3V0432.03 Problem solving: bad bugs; insensitivity to the “obvious” (3/30/79)

Problem solving: bad bugs; insensitivity to the “obvious” (3/30/79) |
One of those many times she has sat in my lap, Peggy began trying to
uncap pens. (She has seen me put the cap on firmly many times, so
that when she put them in my pockets or took them out she would not
get ink all over). she succeeded with various bic pens and today she
tackled a black (?) Flash pen. This plastic pen has a metal ring and a
pocket clip and a white/gray circle at the top of the cap on the end.
Peggy succeeded in separating the cap from the pen. I put the cap back
on to avoid our both getting covered with black ink. Peggy removed
the cap. she began then trying to replace the cap, holding the pen in
her right hand and the cap in her left.

Peggy had a lot of trouble. She managed quite well inserting the pen in
the cap hole. BUT without good alignment, the pen would not go in
very far. She pressed harder. She removed the end and tried again.
After several tries, her persistence coupled with luck to permit the pen
insertion. She repeated the action five to ten times, refining her action
so that he re-insertions were quicker and more sure than the original
process. Somehow, the pen and the cap changed hands.

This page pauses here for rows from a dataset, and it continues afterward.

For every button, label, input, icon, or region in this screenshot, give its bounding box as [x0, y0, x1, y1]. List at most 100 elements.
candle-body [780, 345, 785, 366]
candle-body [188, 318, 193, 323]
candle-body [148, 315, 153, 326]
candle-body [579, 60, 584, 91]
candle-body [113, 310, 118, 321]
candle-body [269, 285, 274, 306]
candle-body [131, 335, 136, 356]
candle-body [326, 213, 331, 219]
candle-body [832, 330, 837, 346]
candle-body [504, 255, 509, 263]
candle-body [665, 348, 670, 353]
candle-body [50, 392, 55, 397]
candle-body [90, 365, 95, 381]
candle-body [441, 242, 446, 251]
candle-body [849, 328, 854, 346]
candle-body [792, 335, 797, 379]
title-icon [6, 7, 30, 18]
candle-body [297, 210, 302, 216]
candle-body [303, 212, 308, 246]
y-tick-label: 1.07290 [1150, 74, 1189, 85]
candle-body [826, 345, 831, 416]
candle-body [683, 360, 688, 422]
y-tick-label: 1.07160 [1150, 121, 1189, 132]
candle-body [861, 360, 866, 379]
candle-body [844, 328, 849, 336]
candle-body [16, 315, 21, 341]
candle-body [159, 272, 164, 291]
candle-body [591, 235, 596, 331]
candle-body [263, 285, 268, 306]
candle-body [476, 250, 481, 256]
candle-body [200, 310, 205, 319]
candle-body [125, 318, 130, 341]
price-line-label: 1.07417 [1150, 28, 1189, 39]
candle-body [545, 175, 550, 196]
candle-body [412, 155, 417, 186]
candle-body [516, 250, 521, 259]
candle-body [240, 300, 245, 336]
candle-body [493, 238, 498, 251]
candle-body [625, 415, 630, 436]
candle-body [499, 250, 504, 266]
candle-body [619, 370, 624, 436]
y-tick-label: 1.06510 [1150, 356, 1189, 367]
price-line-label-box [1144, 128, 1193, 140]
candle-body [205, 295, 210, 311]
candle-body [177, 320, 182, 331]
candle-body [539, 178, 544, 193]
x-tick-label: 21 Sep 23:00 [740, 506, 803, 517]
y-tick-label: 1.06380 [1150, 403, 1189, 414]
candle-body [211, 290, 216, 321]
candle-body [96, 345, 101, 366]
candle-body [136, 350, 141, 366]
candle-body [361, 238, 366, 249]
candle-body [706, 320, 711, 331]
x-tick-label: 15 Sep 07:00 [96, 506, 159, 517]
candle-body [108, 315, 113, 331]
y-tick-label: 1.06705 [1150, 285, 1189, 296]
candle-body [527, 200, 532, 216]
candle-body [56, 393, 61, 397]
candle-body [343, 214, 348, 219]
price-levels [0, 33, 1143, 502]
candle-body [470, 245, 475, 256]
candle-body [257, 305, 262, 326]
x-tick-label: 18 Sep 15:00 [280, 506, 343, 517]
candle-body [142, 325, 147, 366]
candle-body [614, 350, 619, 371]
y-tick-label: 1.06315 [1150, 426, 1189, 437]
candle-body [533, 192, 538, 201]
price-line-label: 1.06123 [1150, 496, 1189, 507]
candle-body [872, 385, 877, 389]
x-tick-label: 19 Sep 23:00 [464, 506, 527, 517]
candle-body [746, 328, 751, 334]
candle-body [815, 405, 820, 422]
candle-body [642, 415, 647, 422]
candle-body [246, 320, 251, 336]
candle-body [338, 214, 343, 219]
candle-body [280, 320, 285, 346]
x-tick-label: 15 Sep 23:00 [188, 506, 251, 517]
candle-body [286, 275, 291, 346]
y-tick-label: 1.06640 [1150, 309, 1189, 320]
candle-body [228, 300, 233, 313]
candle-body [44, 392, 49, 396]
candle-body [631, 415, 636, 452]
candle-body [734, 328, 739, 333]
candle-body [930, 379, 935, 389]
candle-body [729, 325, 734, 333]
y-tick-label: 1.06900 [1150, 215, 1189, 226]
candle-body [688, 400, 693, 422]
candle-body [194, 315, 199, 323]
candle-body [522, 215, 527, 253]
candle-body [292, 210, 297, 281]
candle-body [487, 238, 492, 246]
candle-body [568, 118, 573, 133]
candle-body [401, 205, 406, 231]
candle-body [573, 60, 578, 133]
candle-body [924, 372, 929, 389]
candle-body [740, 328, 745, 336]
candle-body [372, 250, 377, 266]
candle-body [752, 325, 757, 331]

Peggy tried capping the pen with the cap in her right hand. She could
not do it. The reason is more surprising than the fact. The cap had
been turned around and she persisted in trying to insert the pen
through the white circle on the top of the cap. Can she not, does she
not distinguish a hole (whose appearance is black and round) from that
decorative circle (whose appearance is white and round)? The other
obvious common feature is that both are on the end of a cylinder.
If this is a discrimination failure, is the problem some non-salience of
color ? (Hard to believe.) Is it the complexity of three intersecting
features (being round, on a cylinder, and of different colors) ?
Perhaps it is not a discrimination failure but one of ignorance, i.e.
Peggy does not know that a covered hole prohibits insertion.